Media reports indicate that silver has just recorded its sharpest price decline since 1980.

What stands out is the absence of a single, clear fundamental trigger capable of fully explaining the dramatic fall from the 29 January peak near $120 to current levels around $72 — a drop of roughly 40%. The broader geopolitical environment remains highly strained, with ongoing risks linked to Iran, Greenland, Ukraine and other regions.
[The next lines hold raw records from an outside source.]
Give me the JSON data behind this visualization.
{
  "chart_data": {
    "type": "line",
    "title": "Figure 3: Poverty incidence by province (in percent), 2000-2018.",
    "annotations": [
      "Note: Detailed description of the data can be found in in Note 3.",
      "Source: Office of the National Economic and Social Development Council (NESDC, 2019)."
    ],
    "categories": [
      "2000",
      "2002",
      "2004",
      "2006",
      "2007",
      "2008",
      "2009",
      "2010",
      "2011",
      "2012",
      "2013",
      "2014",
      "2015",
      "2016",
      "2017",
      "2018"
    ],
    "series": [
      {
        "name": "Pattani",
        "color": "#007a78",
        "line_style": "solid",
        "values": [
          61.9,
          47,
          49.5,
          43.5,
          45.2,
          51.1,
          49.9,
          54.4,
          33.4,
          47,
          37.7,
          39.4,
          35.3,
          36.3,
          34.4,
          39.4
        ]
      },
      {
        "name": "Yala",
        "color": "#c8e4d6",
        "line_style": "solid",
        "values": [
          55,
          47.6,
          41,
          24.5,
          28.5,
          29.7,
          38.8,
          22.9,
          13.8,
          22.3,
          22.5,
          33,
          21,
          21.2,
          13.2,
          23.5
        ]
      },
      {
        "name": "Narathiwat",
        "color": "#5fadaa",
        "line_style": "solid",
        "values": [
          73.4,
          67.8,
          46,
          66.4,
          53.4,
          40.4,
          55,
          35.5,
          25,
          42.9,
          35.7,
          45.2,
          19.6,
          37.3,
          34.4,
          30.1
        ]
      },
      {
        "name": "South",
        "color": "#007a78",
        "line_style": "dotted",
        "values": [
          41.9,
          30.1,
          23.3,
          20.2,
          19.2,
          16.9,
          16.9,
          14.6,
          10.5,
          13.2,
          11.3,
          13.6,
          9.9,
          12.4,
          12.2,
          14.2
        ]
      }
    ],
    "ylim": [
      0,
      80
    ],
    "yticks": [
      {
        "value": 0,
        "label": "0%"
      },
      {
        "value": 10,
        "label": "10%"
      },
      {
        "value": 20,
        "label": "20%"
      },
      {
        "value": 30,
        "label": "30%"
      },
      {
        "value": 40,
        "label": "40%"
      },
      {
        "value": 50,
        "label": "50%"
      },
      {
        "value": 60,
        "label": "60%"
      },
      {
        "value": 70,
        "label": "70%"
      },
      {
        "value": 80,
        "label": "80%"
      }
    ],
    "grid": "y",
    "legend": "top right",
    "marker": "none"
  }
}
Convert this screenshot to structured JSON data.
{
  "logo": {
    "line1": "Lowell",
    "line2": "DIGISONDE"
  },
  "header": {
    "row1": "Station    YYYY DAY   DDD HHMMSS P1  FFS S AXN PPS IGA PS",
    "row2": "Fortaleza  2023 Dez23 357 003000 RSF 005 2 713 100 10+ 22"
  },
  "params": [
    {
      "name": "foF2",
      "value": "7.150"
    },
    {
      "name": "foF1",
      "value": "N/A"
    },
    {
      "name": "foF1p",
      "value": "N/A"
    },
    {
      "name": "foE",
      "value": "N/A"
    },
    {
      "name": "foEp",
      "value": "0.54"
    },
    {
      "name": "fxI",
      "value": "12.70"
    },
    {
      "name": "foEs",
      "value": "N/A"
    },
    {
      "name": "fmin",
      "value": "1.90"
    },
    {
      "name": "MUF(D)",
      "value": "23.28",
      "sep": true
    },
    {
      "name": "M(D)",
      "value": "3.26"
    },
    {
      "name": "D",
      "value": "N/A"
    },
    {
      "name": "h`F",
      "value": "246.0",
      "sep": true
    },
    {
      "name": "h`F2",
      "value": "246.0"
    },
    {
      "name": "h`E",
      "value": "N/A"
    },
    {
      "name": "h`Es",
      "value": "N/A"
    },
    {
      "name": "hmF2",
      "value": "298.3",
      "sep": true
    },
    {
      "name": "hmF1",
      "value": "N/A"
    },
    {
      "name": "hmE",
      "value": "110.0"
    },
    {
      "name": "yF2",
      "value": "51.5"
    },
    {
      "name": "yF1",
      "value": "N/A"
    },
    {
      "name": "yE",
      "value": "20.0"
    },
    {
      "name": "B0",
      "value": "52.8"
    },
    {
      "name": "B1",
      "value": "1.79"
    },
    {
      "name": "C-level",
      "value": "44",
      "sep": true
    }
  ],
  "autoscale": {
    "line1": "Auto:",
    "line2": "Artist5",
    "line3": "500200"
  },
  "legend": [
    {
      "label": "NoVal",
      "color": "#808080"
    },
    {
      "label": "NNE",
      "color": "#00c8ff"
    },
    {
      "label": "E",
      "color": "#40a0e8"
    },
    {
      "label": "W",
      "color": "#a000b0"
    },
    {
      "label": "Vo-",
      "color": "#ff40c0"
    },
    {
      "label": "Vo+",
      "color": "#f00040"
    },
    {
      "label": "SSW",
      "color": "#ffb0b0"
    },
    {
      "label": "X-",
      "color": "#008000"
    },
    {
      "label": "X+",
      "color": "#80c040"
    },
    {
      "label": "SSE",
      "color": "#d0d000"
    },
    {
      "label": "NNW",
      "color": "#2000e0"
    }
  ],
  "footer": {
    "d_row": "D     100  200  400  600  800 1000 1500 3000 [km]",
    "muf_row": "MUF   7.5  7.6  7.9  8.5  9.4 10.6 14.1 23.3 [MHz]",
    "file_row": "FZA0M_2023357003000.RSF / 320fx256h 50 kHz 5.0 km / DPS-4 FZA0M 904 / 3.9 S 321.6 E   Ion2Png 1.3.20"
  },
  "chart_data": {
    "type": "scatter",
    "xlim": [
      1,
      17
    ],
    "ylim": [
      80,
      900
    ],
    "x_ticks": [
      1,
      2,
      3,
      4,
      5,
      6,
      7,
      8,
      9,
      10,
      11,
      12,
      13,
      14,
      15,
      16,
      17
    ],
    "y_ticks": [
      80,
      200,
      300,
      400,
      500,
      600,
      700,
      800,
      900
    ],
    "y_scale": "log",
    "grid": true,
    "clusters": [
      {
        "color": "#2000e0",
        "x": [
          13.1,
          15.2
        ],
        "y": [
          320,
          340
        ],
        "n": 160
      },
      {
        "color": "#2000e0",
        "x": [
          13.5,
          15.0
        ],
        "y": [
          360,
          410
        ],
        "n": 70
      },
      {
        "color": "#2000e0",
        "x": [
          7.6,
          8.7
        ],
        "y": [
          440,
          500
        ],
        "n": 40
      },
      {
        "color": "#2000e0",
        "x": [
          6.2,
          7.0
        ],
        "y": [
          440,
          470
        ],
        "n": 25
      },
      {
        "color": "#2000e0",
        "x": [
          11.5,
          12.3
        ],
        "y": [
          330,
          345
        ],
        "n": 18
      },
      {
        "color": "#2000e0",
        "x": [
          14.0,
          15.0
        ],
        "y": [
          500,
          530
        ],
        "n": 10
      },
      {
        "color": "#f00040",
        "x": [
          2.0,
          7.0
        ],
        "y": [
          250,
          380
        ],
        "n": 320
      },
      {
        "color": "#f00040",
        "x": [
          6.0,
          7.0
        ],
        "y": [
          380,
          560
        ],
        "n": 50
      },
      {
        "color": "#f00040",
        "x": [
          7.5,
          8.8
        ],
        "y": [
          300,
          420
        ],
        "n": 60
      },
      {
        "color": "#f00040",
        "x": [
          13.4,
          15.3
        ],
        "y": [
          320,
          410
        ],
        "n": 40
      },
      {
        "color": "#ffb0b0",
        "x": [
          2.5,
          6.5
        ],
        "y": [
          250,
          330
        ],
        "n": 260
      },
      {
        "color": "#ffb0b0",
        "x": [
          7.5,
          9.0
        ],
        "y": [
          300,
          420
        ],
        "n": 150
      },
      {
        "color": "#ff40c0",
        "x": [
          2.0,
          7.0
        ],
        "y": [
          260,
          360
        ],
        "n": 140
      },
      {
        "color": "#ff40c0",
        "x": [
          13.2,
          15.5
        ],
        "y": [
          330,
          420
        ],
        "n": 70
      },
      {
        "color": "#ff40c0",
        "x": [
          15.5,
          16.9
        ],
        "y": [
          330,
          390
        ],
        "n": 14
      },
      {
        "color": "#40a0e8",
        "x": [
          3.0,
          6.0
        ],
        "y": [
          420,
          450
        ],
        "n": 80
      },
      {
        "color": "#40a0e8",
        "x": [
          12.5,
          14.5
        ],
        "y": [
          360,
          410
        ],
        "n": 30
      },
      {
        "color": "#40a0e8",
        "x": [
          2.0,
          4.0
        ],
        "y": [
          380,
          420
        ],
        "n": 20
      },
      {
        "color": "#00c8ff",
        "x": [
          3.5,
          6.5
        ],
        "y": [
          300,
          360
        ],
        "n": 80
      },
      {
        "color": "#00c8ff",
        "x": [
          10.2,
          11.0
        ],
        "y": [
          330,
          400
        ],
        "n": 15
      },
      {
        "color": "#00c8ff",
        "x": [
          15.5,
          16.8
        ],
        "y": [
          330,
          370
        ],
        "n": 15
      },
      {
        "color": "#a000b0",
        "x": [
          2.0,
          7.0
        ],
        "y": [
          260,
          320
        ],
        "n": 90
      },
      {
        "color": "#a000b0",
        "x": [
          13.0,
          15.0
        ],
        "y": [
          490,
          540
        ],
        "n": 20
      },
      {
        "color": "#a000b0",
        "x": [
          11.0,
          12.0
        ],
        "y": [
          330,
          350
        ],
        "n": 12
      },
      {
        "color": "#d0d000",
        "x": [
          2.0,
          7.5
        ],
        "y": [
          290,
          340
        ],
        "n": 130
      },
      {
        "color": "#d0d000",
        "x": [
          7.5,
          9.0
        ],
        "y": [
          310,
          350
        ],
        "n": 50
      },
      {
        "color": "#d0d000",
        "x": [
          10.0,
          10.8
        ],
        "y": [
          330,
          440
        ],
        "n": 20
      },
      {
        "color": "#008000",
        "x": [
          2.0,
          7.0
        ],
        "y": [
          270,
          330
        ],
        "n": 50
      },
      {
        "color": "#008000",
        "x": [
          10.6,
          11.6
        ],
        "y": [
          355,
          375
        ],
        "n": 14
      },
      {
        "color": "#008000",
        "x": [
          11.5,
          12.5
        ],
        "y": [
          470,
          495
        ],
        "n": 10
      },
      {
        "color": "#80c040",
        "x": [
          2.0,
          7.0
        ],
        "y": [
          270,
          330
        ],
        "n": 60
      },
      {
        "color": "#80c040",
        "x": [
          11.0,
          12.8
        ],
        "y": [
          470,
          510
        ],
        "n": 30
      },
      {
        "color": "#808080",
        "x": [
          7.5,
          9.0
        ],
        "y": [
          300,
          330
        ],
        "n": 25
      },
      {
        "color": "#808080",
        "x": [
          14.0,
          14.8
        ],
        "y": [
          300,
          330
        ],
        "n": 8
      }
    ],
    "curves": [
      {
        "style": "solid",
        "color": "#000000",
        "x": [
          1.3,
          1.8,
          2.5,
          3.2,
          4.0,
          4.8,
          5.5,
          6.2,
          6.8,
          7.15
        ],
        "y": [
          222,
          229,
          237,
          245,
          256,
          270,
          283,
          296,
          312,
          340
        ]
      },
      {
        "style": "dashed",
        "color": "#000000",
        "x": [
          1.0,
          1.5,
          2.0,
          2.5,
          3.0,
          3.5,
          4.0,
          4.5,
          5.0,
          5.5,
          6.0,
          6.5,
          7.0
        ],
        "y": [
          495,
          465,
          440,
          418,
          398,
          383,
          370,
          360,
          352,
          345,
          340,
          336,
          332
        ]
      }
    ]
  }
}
Commentators have pointed to widespread forced liquidations of long positions, a narrative that closely mirrors the conclusions we outlined in our article “Silver Breaks Above $115 for the First Time Ever”, published five days ago.

In that analysis, we:
→ reaffirmed the relevance of the dominant rising channel and drew attention to a spike in volatility during the A→B move from the channel’s upper boundary;
→ argued that “smart money” was likely using heightened retail participation to exit long positions after an exceptional rally of more than 200% over the past six months — a classic distribution phase in Wyckoff terminology.

Subsequent price action has validated this view through:
→ a brief false breakout above the A high, consistent with a UTAD (Upthrust After Distribution) pattern;
→ a rapid intensification of selling pressure. As a result, XAG/USD decisively broke below both the channel’s median and its lower boundary around the turn of the week.

From a Wyckoff perspective, silver’s behaviour suggests that:
→ institutional players have completed the distribution of long exposure and shifted decisively to market selling;
→ retail traders’ positions are being unwound on a large scale, further accelerating the decline.

Put simply, the market has transitioned from Distribution into the Mark-Down phase. The speed and magnitude of recent price moves — which make rational decision-making particularly challenging — reinforce this conclusion.

As a result, even if silver attempts a technical rebound from deeply oversold conditions, any upside is likely to encounter strong resistance in the $87.5–95 region. This zone previously marked an area of pronounced bearish dominance during the breakdown of the long-term uptrend channel.